Plasma Enhanced Chemical Vapour Deposition (PECVD) is a widely used plasma process to deposit various thin films on almost any kind of substrates (silicon, glass, polymers, steel…). Since PECVD allows deposition at low substrate temperatures and leads to films with unique properties which can not been obtained by conventional deposition techniques, it finds applications in many fields such as microelectronic, automobile, aeronautic, food packaging or biomaterial industries. This lecture is devoted to the different steps and mechanisms involved in PECVD : the fragmentation of the gaseous precursor in the plasma, the interactions between neutral active species and positive ions with the surface of the growing film (sticking, etching, recombination reactions…) and the growth of the thin film. The influence of the substrate temperature and the applied bias voltage on the growth kinetics and film microstructure will be presented and discussed. On the basis of examples, it will be shown that PECVD can lead to a wide variety of thin films, from inorganic films (such as silicon oxide or nitride films) up to organic plasma polymer films, from amorphous to polycrystalline films (such as diamond or silicon films) and even to films of oriented carbon nanotubes.

Plasma etching is one of the basic steps used in semiconductor processing for the fabrication of electronic devices. The development of microtechnology has brought implementation of this technique to design central parts of MEMS and MOEMS e.g. for the fabrication of sensors, actuators, photonics and microfluidics devices.
Plasma etching processes are thus asked to produce patterns from the nanometer to the micrometer range and meet in each case various technological requirements, which can prove to be severe.
The lecture will recall the basic aspects of plasma physics and chemistry that characterises plasma etching: etch rate, selectivity, profile control, surface damage… Focus will be set on the complexity of the plasma phase, how the plasma interacts with the surface and how patterning is obtained. Connection will be made with the general characteristics of the various etching equipment used today: conventional systems as planar RF diode, triode or magnetron, high density systems as ECR, TCP or HDP.
The lecture will be illustrated through examples taken from the literature. In particular problems specifically related to the processing of features in Si and SiO² with a small opening and of high aspect ration will be addressed.

After a short review of the definition, characterization of polymer surface and its properties and bio-properties, illustrations of the applications of surface treatments are given. The different surface treatments, i.e. cold plasma and the more classical treatments as chemical, abrasive ones are compared.

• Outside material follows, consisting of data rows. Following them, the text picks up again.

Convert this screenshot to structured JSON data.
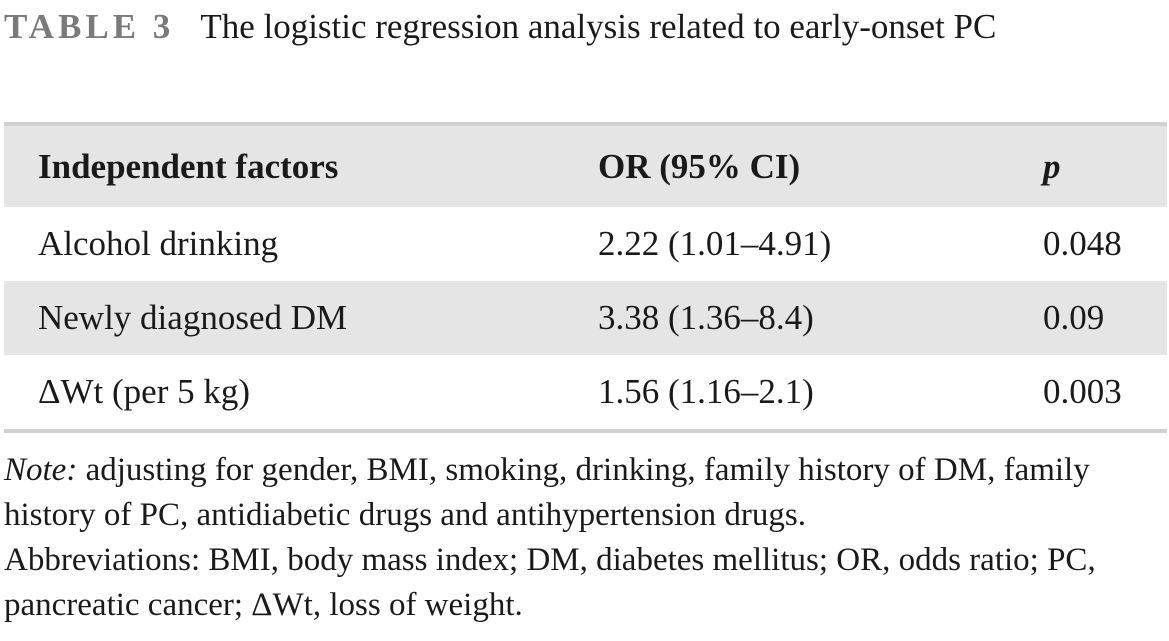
{
  "caption": {
    "label": "TABLE 3",
    "title": "The logistic regression analysis related to early-onset PC"
  },
  "table": {
    "headers": [
      "Independent factors",
      "OR (95% CI)",
      "p"
    ],
    "rows": [
      [
        "Alcohol drinking",
        "2.22 (1.01–4.91)",
        "0.048"
      ],
      [
        "Newly diagnosed DM",
        "3.38 (1.36–8.4)",
        "0.09"
      ],
      [
        "ΔWt (per 5 kg)",
        "1.56 (1.16–2.1)",
        "0.003"
      ]
    ]
  },
  "note": {
    "lead": "Note:",
    "text": " adjusting for gender, BMI, smoking, drinking, family history of DM, family history of PC, antidiabetic drugs and antihypertension drugs.",
    "abbreviations": "Abbreviations: BMI, body mass index; DM, diabetes mellitus; OR, odds ratio; PC, pancreatic cancer; ΔWt, loss of weight."
  }
}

The discussion is mainly focused on the plasma treatment and the interactions between the different reactive species of the plasma and the polymer surface. These interactions induce four types of reactions onto the polymer surface: first of all activation, i.e. surface radicals formation, then cross-linking, degradation and functionalization. All these reactions take place, but their rates depend on the nature of polymer surface and plasma. An attention is also pointed out on the ageing properties of the modified surface.
Bioapplications of plasma treated surface or plasma deposited layers will be also described. The 3 types of plasma techniques, i.e. plasma modification, plasma deposition and plasma followed by grafting reaction are used for the fabrication of tools, medical devices and biomaterials. Depending on the application, bioadhesion of cells and biomolecules is either looked for or avoided. Since the mechanisms of bioadhesion depend on the characteristics of the surface: hydrophilic or hydrophobic; modifying the surface by a treatment will alter the bioadhesion. These treatments are developed for the anti-fouling process, the sterilization and the improvement of the formation of biofilms. They have also proved useful for the synthesis of biomimicking devices and sensors.